Twin Peaks’ 2014 sophomore effort, Wild Onion, was well received. Praised as an overall improvement over Sunken, their lauded, lo-fi debut, Wild Onion seemed to capture the Chicago four-piece making good on their early promise. With production that captured the band’s best qualities, not the least of which was its enthusiasm, the songs of Wild Onion vacillated along a spectrum, with frantic, garage-rock murk and a pleasantly electric power-pop jangle on either end. In delivering Wild Onion, with their competent execution of competing sounds and attitudes, they paved several roads for themselves.
On Down In Heaven, Twin Peaks travel those same roads, while taking day trips and detours down a few new ones. They give every indication they’re enjoying the journey, adding horns to their arrangements and infusing their guitar sound with a country lilt. New to the lineup is Colin Croom, whose keyboard and organ work offsets the brazenness of the band’s guitar-heavy jangle. Recorded in a home studio in the summer of 2015, Down In Heaven is a touchstone for the band to revel in their successes and reveal yet more ambition. If Wild Onion found Twin Peaks in pursuit of the anthemic, Down In Heaven finds them in pursuit of the intimate, exploring notions of romance and self-reflection. Sonically, the album’s arrangements and aesthetic are bolstered by John Agnello’s unfussy mixing.

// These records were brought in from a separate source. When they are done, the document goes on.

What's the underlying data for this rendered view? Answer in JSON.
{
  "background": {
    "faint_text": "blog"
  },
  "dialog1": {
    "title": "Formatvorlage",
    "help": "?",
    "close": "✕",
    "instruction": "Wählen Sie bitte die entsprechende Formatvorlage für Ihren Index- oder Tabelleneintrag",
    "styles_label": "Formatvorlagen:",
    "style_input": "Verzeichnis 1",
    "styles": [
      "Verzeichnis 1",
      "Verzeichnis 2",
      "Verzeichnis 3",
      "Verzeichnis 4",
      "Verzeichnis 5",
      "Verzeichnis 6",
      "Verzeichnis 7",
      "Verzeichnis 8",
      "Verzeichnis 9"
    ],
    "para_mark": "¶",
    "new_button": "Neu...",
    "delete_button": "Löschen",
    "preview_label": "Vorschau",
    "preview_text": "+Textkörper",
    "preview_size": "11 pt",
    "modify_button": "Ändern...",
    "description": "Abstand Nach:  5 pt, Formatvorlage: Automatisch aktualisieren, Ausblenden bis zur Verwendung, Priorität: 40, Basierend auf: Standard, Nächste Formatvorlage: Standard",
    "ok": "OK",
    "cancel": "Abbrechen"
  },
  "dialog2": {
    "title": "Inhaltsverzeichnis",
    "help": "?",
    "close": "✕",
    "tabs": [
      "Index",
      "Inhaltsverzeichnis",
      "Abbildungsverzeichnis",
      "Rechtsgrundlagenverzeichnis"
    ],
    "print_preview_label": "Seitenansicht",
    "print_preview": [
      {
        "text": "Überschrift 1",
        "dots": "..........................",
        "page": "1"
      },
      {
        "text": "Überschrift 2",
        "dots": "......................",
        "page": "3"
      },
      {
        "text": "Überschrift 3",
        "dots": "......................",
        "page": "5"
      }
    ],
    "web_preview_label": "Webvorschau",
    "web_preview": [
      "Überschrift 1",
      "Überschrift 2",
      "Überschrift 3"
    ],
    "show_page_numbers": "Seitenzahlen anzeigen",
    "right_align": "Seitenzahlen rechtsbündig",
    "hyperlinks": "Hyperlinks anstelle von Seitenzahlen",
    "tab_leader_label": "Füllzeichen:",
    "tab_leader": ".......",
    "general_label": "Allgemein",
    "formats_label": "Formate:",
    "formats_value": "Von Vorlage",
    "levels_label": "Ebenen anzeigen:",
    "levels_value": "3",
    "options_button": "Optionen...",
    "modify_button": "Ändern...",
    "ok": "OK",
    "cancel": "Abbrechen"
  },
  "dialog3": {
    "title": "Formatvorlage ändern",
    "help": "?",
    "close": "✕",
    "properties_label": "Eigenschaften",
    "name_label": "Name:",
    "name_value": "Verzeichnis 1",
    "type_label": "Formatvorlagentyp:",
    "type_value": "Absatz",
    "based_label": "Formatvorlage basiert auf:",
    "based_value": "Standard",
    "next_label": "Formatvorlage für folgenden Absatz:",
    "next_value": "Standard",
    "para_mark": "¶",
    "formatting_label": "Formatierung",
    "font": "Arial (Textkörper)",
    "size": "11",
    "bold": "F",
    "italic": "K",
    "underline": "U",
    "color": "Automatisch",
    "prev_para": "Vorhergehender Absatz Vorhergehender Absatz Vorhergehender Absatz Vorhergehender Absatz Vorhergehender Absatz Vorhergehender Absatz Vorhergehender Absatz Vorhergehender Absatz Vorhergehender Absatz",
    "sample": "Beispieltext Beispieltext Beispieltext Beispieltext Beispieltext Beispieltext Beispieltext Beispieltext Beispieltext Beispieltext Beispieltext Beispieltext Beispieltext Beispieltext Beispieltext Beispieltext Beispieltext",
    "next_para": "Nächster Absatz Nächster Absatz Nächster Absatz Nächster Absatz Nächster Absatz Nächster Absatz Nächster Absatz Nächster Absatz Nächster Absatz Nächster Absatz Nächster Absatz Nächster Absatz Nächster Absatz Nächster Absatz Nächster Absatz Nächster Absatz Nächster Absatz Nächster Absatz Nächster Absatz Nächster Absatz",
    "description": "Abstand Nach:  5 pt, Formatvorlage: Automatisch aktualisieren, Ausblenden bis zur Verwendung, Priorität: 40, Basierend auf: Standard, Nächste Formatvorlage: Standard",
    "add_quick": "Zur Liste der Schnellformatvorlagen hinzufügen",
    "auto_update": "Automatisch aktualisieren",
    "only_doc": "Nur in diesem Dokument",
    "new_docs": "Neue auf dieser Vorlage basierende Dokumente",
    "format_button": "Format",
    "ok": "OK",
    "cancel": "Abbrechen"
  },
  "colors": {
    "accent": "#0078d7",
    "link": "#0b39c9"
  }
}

On the album’s opener, “Walk To The One You Love,” there is a moment when the guitars clamor and swirl, as if gathering energy. It’s a sound that could offer an appropriate portal into a garage stomper. Instead it segues into clean, bright country-blues, full of hooks, horns, and vocal harmonizing that is rife with exuberant hoots and yips. Characteristically, it finds the band in gleeful defiance of expectations. Twin Peaks challenge themselves to exhibit mastery of new sounds and structures—here, it’s country by way of rock ’n’ roll—then rise to those challenges on the strength of their musicianship. Without a sound to truly call their own, though, they do so by emulating The Rolling Stones, The Velvet Underground, and, at turns, Randy Newman.
The through-line of Twin Peaks’ career to date cannot be found in a sound but in the concept of reinvention. Down In Heaven is another play in a long game in which the band builds a discography that honors each of its artistic impulses. In the wrong hands, this strategy amounts to eschewing greatness in an effort to find more things to be good at, but in the right hands, it’s the career of greats like The Replacements. While Down In Heaven is a solid display of the band’s musicianship, its true merit will only be revealed in retrospect. The band is willing and able to make that gamble, and with maturity. As Clay Frankel sings, with Mick Jagger affect, on “Cold Lips”: “You can live how you want / You can live how you want / If you don’t mind living alone.”